TF-GridNet: Integrating Full- and Sub-Band Modeling for Speech Separation

from arxiv, In IEEE/ACM Transactions on Audio, Speech, and Language Processing. A sound demo is available at https://zqwang7.github.io/demos/TF-GridNet-demo/index.html, and the code is available at https://github.com/espnet/espnet/pull/5395

We propose TF-GridNet for speech separation. The model is a novel deep neural network (DNN) integrating full- and sub-band modeling in the time-frequency (T-F) domain. It stacks several blocks, each consisting of an intra-frame full-band module, a sub-band temporal module, and a cross-frame self-attention module. It is trained to perform complex spectral mapping, where the real and imaginary (RI) components of input signals are stacked as features to predict target RI components. We first evaluate it on monaural anechoic speaker separation. Without using data augmentation and dynamic mixing, it obtains a state-of-the-art 23.5 dB improvement in scale-invariant signal-to-distortion ratio (SI-SDR) on WSJ0-2mix, a standard dataset for two-speaker separation. To show its robustness to noise and reverberation, we evaluate it on monaural reverberant speaker separation using the SMS-WSJ dataset and on noisy-reverberant speaker separation using WHAMR!, and obtain state-of-the-art performance on both datasets. We then extend TF-GridNet to multi-microphone conditions through multi-microphone complex spectral mapping, and integrate it into a two-DNN system with a beamformer in between (named as MISO-BF-MISO in earlier studies), where the beamformer proposed in this paper is a novel multi-frame Wiener filter computed based on the outputs of the first DNN. State-of-the-art performance is obtained on the multi-channel tasks of SMS-WSJ and WHAMR!. Besides speaker separation, we apply the proposed algorithms to speech dereverberation and noisy-reverberant speech enhancement. State-of-the-art performance is obtained on a dereverberation dataset and on the dataset of the recent L3DAS22 multi-channel speech enhancement challenge.

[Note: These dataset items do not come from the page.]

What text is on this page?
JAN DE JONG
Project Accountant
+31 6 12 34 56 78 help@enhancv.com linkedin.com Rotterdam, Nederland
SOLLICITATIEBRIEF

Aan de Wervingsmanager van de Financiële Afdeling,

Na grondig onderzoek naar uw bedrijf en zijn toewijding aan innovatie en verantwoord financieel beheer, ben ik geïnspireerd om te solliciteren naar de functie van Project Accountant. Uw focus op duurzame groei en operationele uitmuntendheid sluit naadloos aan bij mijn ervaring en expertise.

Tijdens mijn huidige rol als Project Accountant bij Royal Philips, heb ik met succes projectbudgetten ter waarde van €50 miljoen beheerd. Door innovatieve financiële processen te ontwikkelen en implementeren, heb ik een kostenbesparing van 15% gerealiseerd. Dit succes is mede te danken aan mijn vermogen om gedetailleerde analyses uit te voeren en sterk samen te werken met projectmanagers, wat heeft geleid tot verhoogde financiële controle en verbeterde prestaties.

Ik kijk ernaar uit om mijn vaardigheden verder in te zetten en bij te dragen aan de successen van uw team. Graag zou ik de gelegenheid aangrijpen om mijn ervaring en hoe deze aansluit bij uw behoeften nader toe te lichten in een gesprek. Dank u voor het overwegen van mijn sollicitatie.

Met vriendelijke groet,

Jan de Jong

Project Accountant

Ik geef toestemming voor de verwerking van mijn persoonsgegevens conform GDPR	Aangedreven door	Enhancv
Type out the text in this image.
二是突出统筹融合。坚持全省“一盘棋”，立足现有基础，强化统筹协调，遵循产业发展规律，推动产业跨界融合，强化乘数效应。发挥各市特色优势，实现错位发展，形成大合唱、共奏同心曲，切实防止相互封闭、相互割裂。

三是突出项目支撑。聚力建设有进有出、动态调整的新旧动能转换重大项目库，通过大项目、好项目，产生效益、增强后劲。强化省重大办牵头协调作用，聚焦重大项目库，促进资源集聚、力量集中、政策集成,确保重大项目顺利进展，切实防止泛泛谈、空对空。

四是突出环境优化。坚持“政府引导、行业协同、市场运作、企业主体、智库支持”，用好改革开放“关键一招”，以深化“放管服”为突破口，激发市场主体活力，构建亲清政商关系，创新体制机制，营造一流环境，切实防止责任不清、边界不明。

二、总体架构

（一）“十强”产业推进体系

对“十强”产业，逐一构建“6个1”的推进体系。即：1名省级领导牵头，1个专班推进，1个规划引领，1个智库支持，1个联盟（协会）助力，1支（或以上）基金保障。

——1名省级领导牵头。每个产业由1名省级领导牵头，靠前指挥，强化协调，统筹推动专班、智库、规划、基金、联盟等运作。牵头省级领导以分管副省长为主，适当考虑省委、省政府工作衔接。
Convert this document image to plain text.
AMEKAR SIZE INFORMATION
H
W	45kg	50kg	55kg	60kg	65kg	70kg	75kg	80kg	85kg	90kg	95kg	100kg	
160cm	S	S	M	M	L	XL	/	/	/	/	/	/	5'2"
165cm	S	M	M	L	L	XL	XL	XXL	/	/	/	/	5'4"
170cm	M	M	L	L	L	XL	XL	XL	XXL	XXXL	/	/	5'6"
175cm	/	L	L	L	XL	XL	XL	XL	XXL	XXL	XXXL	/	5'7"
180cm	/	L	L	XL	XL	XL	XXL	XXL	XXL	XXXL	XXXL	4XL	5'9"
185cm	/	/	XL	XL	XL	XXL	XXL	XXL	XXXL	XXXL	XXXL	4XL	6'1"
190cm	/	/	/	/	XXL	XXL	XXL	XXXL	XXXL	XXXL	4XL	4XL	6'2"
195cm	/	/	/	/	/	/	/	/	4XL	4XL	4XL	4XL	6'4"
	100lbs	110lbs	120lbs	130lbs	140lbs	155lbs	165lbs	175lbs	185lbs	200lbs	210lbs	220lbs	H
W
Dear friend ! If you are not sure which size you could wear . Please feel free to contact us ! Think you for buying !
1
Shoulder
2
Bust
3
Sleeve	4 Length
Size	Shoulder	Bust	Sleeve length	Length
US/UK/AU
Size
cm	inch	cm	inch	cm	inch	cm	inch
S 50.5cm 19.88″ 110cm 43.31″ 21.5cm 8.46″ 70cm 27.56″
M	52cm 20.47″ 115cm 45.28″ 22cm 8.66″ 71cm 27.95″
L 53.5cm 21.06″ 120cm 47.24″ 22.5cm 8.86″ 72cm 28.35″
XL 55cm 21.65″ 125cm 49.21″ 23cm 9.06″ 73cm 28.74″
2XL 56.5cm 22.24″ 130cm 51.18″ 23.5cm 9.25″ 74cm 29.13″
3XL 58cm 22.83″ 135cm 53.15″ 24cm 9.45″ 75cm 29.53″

翻译：我们提出用于语音分离的TF-GridNet模型。该模型是一种新颖的深度神经网络（DNN），在时频域中融合了全频带与子频带建模。其堆叠了多个模块，每个模块包含帧内全频带模块、子频带时序模块以及跨帧自注意力模块。模型通过训练实现复数频谱映射——将输入信号的实部与虚部（RI）分量堆叠为特征，以预测目标RI分量。首先在单声道消音说话人分离任务上进行评估：在不使用数据增强和动态混合的情况下，该模型在标准双说话人分离数据集WSJ0-2mix上的尺度不变信号失真比（SI-SDR）取得了23.5 dB的业界最优提升。为验证其对噪声和混响的鲁棒性，我们使用SMS-WSJ数据集评估单声道混响说话人分离性能，并采用WHAMR!数据集评估含噪混响说话人分离性能，在两个数据集上均获得业界最优结果。进一步地，通过多麦克风复数频谱映射将TF-GridNet扩展至多麦克风场景，并集成到包含波束成形器的双DNN系统（早期研究中称为MISO-BF-MISO）中——本文提出的波束成形器是基于首个DNN输出计算的新型多帧维纳滤波器。在SMS-WSJ和WHAMR!的多通道任务上同样获得了业界最优性能。除说话人分离外，我们将所提出的算法应用于语音去混响及含噪混响语音增强，在去混响数据集和近期L3DAS22多通道语音增强挑战赛数据集上均取得了业界最优结果。